The Le Four Lighthouse is a lighthouse located off the Saint-Laurent peninsula in France, between the west coast of the Pays de Léon and the Roches d'Argenton, in the municipality of Porspoder.

==History==
On October 9, 1862, the position of the Four rock was recognized as interesting to build a lighthouse by the Nautical Commission. On December 8 of the same year, it was classified in the 3rd category (out of 5) and its orientation was defined Southeast/North West with the place in the South East.
Construction, under the authority of engineers Blanchat, Léonce Raynaud and Fenoux, began in April 1869, and was significantly impeded by waves breaking over the rock. After six months, construction was suspended for the winter; the construction campaign of 1870 began with repairing the damage caused by winter storms.

During construction, three people- Hervé Jézéquel, François Leborgne, and foreman Le Brelivet, were killed when their supply ship struck a rock and sank.
On the night of March 14 to 15, 1874, the lighthouse entered service.

On February 14, 1899, the lighthouse was struck by lightning.

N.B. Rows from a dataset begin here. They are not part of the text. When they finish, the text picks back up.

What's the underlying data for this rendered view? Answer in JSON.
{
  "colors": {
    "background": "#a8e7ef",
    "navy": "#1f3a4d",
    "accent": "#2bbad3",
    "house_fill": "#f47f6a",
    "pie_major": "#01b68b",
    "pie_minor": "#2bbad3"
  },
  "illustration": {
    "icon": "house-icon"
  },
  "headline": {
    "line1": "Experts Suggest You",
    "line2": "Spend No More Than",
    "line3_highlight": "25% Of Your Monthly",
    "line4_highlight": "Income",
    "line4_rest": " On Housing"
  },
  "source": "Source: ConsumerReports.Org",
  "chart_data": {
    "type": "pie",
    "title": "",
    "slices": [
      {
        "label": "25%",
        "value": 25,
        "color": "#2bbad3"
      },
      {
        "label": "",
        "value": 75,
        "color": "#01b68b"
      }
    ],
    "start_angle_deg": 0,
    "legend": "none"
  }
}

Two other accidents mark its history. A keeper died on February 13, 1913, having breathed gas oil fumes. On December 9, 1978, a supply ship capsized near lighthouse, causing the drowning of Martin Perreaux and Jean-Yves Kernoas. In 1985, the compressed-air fog signal was replaced with a 1200-watt electromagnetic system. The lighthouse was automated on October 6, 1993.